Esse é, também, o objectivo do evento de Washington, intitulado “Investir na Próxima Geração”. O encontro é, ao mesmo tempo, um “reset” das relações diplomáticas e uma nova concentração de esforços económicos em África, com enfoque particular no comércio e investimento em sectores sensíveis como o da energia. Mas os temas da segurança, governação, democracia e direitos humanos também foram incluídos na ordem de trabalhos.

A China à frente

Na última década, enquanto os Estados Unidos investiram uma média anual de 85 mil milhões de dólares em África, a relação económica da China com o continente disparou e ascende agora a mais de 200 mil milhões de dólares por ano. Como escrevia o senador democrata Chris Coons na CNN, “os chineses viram aquilo que as empresas americanas não viram: que seis das dez economias mundiais com maior crescimento estão na África subsariana”. Depois de se tornar o maior parceiro comercial dos países africanos, Pequim passou a beneficiar da “boa-vontade” dos Governos — “Sempre que a China quer alguma coisa, sejam direitos de exploração mineira ou exclusividade portuária, oferece presentes como por exemplo a construção de infra-estruturas”, observa Coons.

E não foi só a China que se apercebeu do potencial e da oportunidade que os países africanos representam para a expansão dos seus interesses económicos: também a Rússia, o Brasil e a Índia têm vindo a dedicar uma atenção especial aos negócios com o continente. Mas como distinguiu Ben Rhodes, conselheiro de segurança nacional da Casa Branca, os Estados Unidos “estão menos focados em extrair os recursos africanos, e mais interessados em aprofundar o investimento e as relações comerciais com os países de África”, notou, citado pela Associated Press.

Assinalando a importância da iniciativa, o Presidente Barack Obama lembrou que “a África é um dos continentes onde a América é mais popular e onde existe uma grande afinidade com o nosso modo de vida”. Num encontro com 500 estudantes e activistas africanos em Washington, Obama disse que a economia africana está em franco crescimento, “há mercados dinâmicos e prósperos, e empresários e pessoas extremamente talentosas. “Este é um acontecimento verdadeiramente histórico: nunca nenhum Presidente reuniu tantos chefes de Estado e governantes africanos”, frisou, notando que quase todos os países foram convidados (as excepções foram o Zimbabwe, Sudão e República Centro Africana, por questões de desrespeito dos direitos humanos).

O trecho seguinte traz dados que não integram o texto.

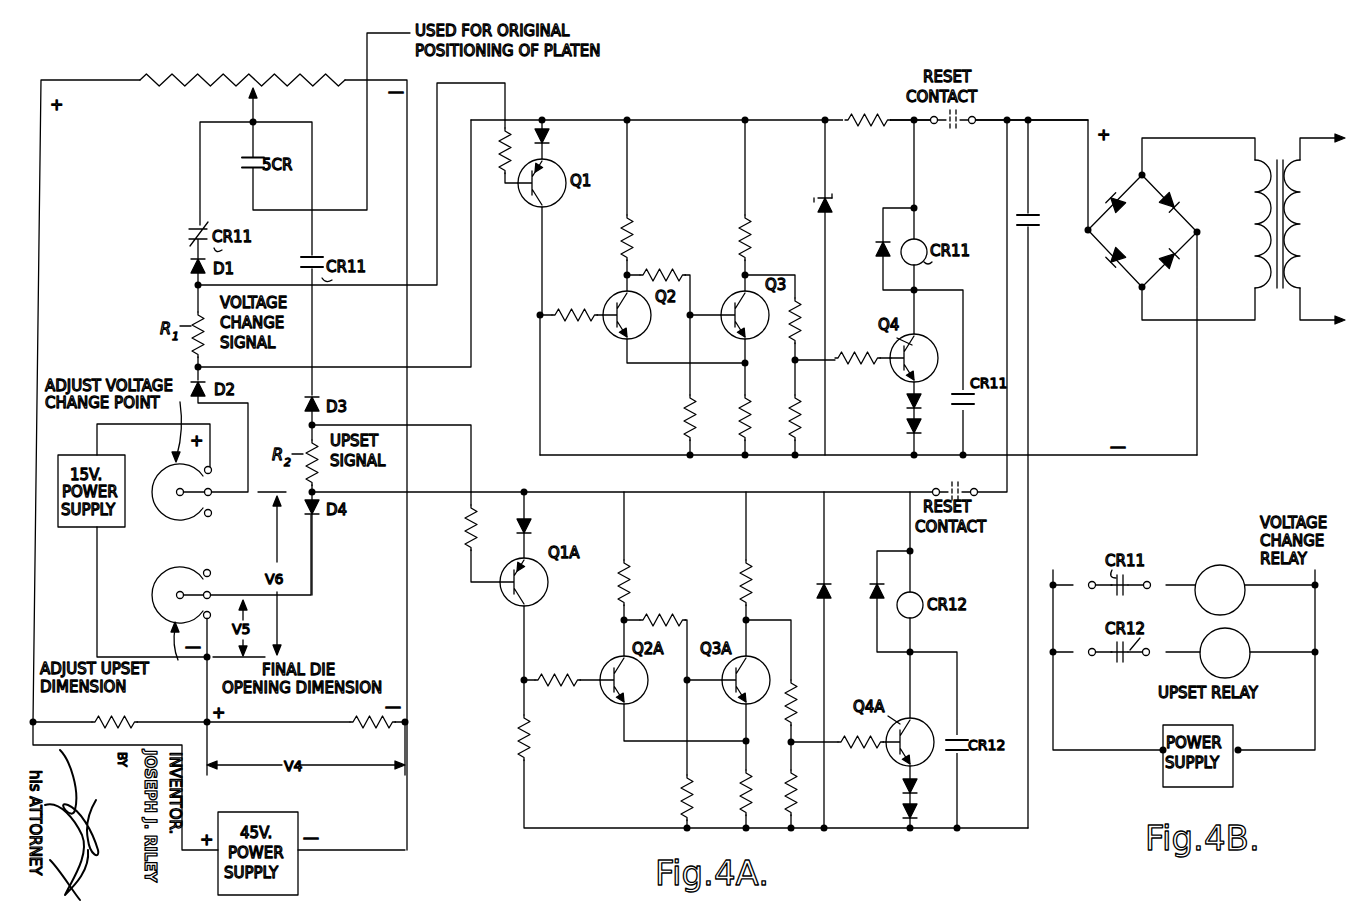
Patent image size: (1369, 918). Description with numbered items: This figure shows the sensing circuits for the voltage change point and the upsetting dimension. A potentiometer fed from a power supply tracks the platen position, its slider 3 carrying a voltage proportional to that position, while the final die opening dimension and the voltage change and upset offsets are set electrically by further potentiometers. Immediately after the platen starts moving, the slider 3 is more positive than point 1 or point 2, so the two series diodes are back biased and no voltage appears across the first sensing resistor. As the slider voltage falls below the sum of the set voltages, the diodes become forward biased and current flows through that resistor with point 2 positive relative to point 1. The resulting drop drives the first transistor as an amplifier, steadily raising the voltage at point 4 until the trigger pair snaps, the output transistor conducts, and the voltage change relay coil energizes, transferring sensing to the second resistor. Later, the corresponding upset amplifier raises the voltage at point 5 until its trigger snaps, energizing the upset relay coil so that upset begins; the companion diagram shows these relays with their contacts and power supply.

The point 1 is at (186, 286).
The point 2 is at (186, 366).
The slider 3 is at (262, 88).
The point 4 is at (538, 316).
The point 5 is at (516, 680).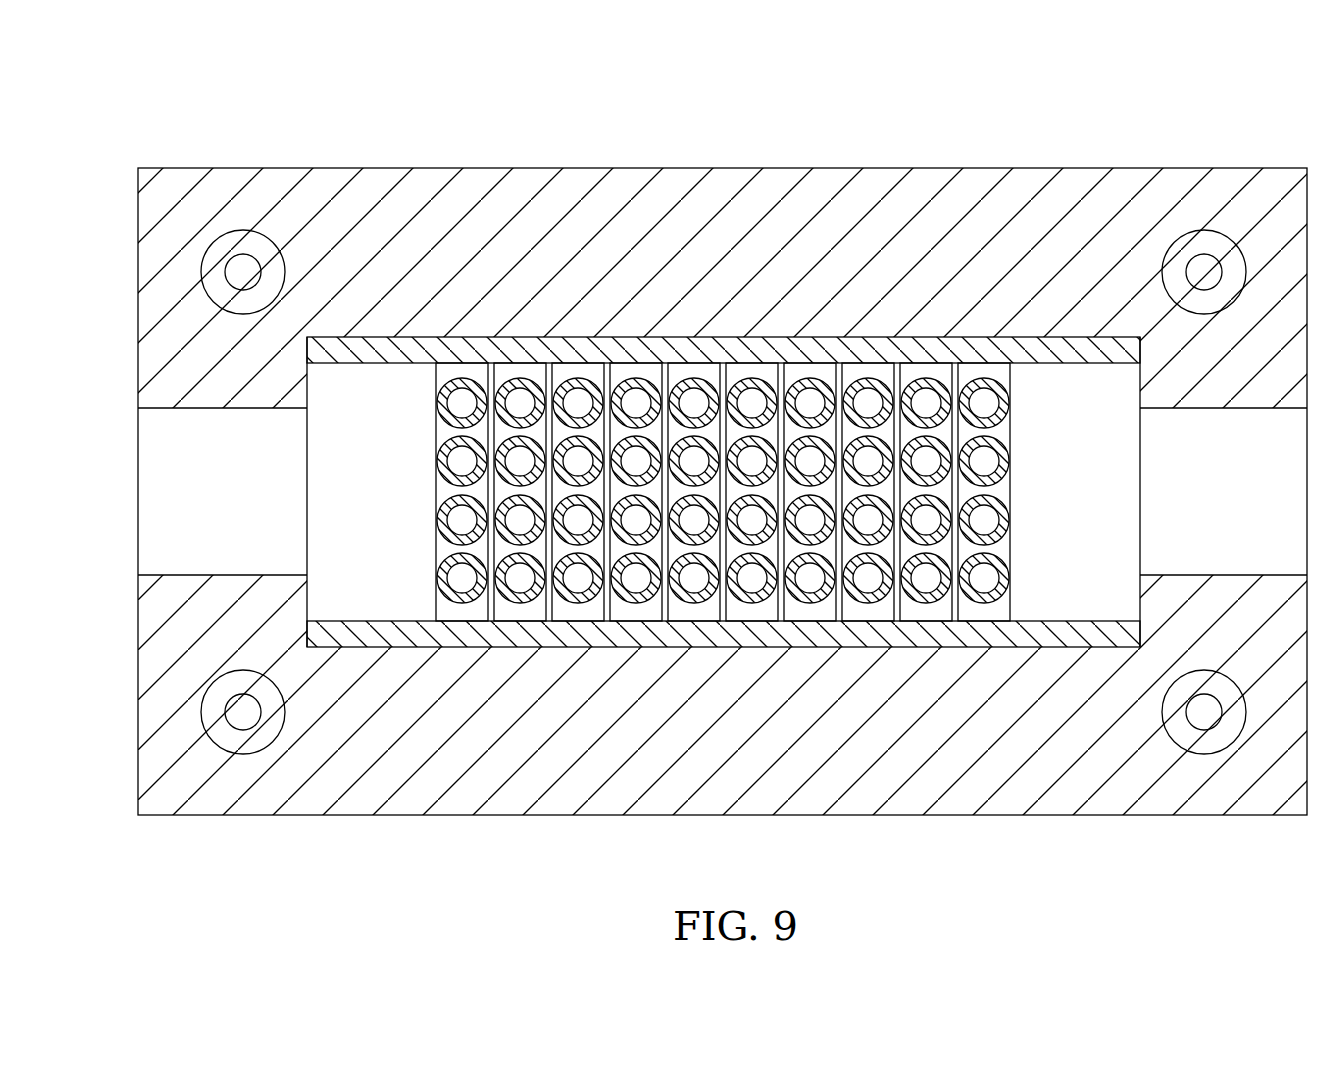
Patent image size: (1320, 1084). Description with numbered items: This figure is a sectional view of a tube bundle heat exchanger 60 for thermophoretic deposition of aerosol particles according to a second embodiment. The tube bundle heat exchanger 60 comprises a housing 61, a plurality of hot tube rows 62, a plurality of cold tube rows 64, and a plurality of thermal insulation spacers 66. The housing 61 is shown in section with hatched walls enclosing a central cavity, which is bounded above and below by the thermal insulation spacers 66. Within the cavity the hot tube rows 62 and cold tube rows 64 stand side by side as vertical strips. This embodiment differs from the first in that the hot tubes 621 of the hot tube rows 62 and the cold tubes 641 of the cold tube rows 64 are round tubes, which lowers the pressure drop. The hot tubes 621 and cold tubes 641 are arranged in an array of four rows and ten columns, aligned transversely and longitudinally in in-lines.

A cimeira de Washington servirá para formalizar uma série de iniciativas para aumentar o investimento. Os Estados Unidos vão anunciar a disponibilização de uma linha de mil milhões de dólares destinada ao financiamento de diferentes projectos na região, bem como o reforço das verbas dos programas de cooperação nas áreas da agricultura e alimentação, e da iniciativa “Power Africa” lançada no ano passado por Obama para levar o abastecimento eléctrico a 20 milhões de residências. A Casa Branca espera ainda que a presença dos líderes africanos motive o Congresso a renovar o “African Growth Opportunity Act”, um programa comercial que concede facilidades alfandegárias para a entrada de produtos africanos no mercado norte-americano, e que expira em 2015.

A Administração também está disposta a aumentar a presença militar em países africanos: actualmente, o comando dos Estados Unidos em África integra cerca de 3500 soldados, um número que poderá crescer para combater os movimentos extremistas que se têm multiplicado — os islamistas do al-Shabaab na Somália ou o Boko Haram da Nigéria — e os brutais senhores da guerra que dominam o território do Sahel.

À margem do encontro, várias organizações financeiras internacionais vão anunciar medidas para a contenção da epidemia do ébola em África. O presidente do Banco Africano de Desenvolvimento, Donald Kaberuka, disse à Reuters que a organização vai transferir 50 milhões de dólares para sustentar os esforços da Serra Leoa, Libéria e Guiné Conacri. O Banco Mundial também deverá dar a conhecer medidas para travar a epidemia de ébola até ao fim desta semana.